Welcome! This is a utility that can be compiled with Visual Studio 2019 (or newer). The goal of this program is to create a fake SMB Session. The primary purpose of this is to serve as a method to lure attackers into accessing a honey-device. This program comes with no warranty or guarantees.

Program Modifications Instructions

This program will require you to modify the code slightly. On line 144, the Windows API CreateProcessWithLogonW API is called, there are two parameters that have been supplied by default - svc-admin (the Username) and contoso.com (the domain). It is necessary that you change these values to something that matches your production network.

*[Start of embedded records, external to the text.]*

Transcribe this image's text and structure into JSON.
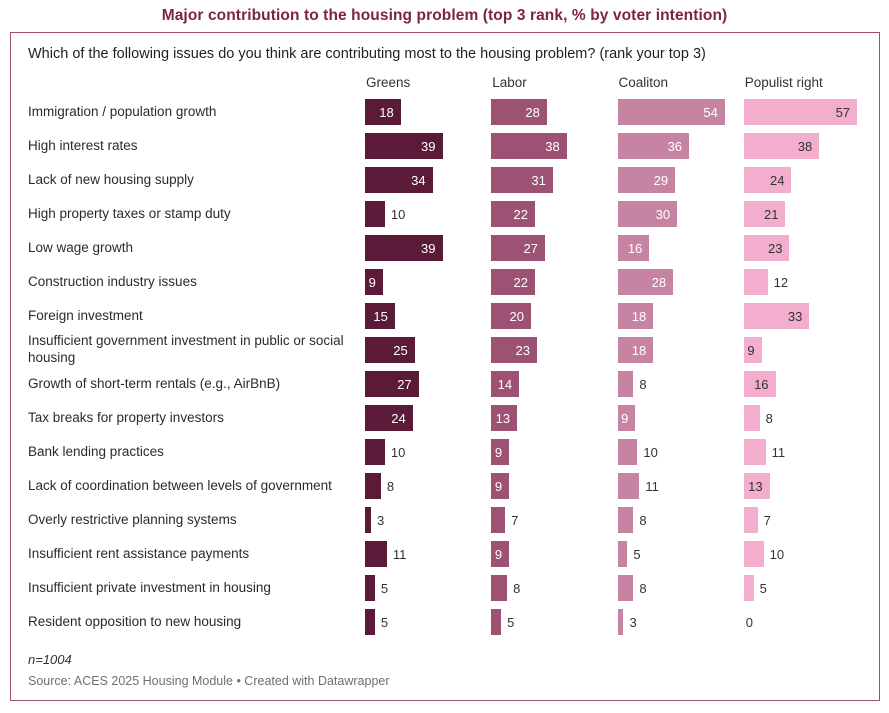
{
  "title": "Major contribution to the housing problem (top 3 rank, % by voter intention)",
  "question": "Which of the following issues do you think are contributing most to the housing problem? (rank your top 3)",
  "footnote": "n=1004",
  "source": "Source: ACES 2025 Housing Module • Created with Datawrapper",
  "colors": {
    "title": "#7D2248",
    "frame_border": "#9E515C",
    "greens_bar": "#5B1B38",
    "labor_bar": "#9E5273",
    "coaliton_bar": "#C784A2",
    "populist_right_bar": "#F2AECC",
    "inside_label_dark_bars": "#FFFFFF",
    "inside_label_light_bars": "#333333",
    "outside_label": "#333333"
  },
  "chart_data": {
    "type": "bar",
    "orientation": "horizontal",
    "layout": "small multiples, one column per voter-intention group",
    "value_unit": "%",
    "value_axis_max": 60,
    "grid": false,
    "legend_position": "column headers above each panel",
    "categories": [
      "Immigration / population growth",
      "High interest rates",
      "Lack of new housing supply",
      "High property taxes or stamp duty",
      "Low wage growth",
      "Construction industry issues",
      "Foreign investment",
      "Insufficient government investment in public or social housing",
      "Growth of short-term rentals (e.g., AirBnB)",
      "Tax breaks for property investors",
      "Bank lending practices",
      "Lack of coordination between levels of government",
      "Overly restrictive planning systems",
      "Insufficient rent assistance payments",
      "Insufficient private investment in housing",
      "Resident opposition to new housing"
    ],
    "series": [
      {
        "name": "Greens",
        "color": "#5B1B38",
        "inside_label_color": "#FFFFFF",
        "values": [
          18,
          39,
          34,
          10,
          39,
          9,
          15,
          25,
          27,
          24,
          10,
          8,
          3,
          11,
          5,
          5
        ]
      },
      {
        "name": "Labor",
        "color": "#9E5273",
        "inside_label_color": "#FFFFFF",
        "values": [
          28,
          38,
          31,
          22,
          27,
          22,
          20,
          23,
          14,
          13,
          9,
          9,
          7,
          9,
          8,
          5
        ]
      },
      {
        "name": "Coaliton",
        "color": "#C784A2",
        "inside_label_color": "#FFFFFF",
        "values": [
          54,
          36,
          29,
          30,
          16,
          28,
          18,
          18,
          8,
          9,
          10,
          11,
          8,
          5,
          8,
          3
        ]
      },
      {
        "name": "Populist right",
        "color": "#F2AECC",
        "inside_label_color": "#333333",
        "values": [
          57,
          38,
          24,
          21,
          23,
          12,
          33,
          9,
          16,
          8,
          11,
          13,
          7,
          10,
          5,
          0
        ]
      }
    ]
  }
}
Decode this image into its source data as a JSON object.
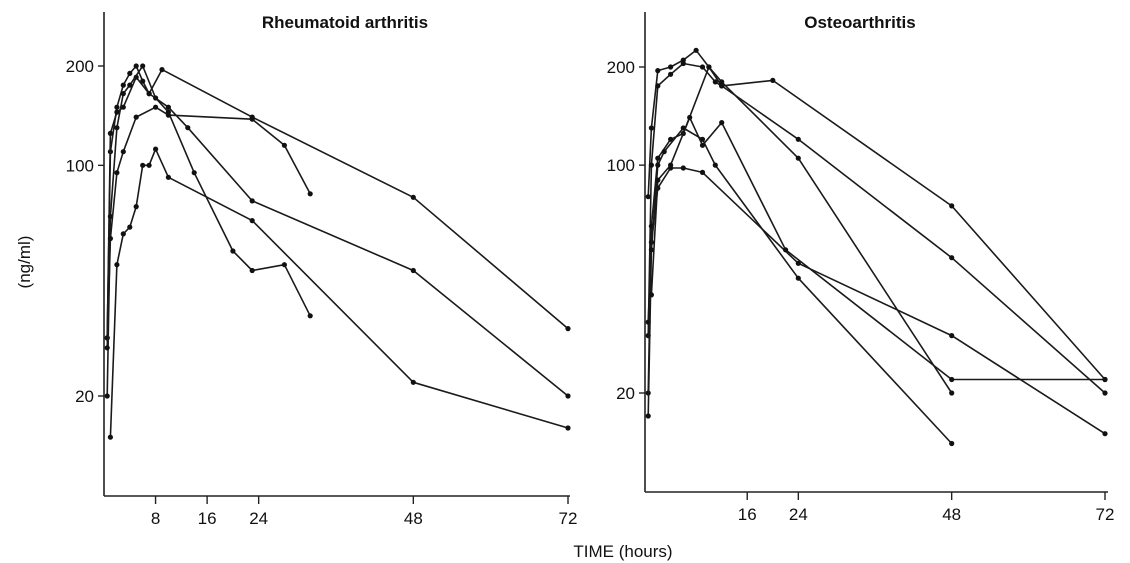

CreateProcessWithLogonW(L"DomainAdminUser", L"YourDomain.com", NULL, LOGON_NETCREDENTIALS_ONLY, <snip>);

Implementation Instructions

After modifying the code and compiling it, you must then install the service. You can do so with the following command:

sc create servicename binpath="C:\ProgramData\Services\Inject\service.exe" start="auto"

Verification Steps

To verify the program is functioning correctly, you should check and see what sessions exist on the system. This can be done with the following command:

C:\ProgramData\Services\Inject> net sessions
Computer               User name            Client Type       Opens Idle time

-------------------------------------------------------------------------------
\\[::1]                svc-admin                                  0 00:00:04
The command completed successfully.

You should check back in about 13 minutes to verify that a new session has been created and the program is working properly.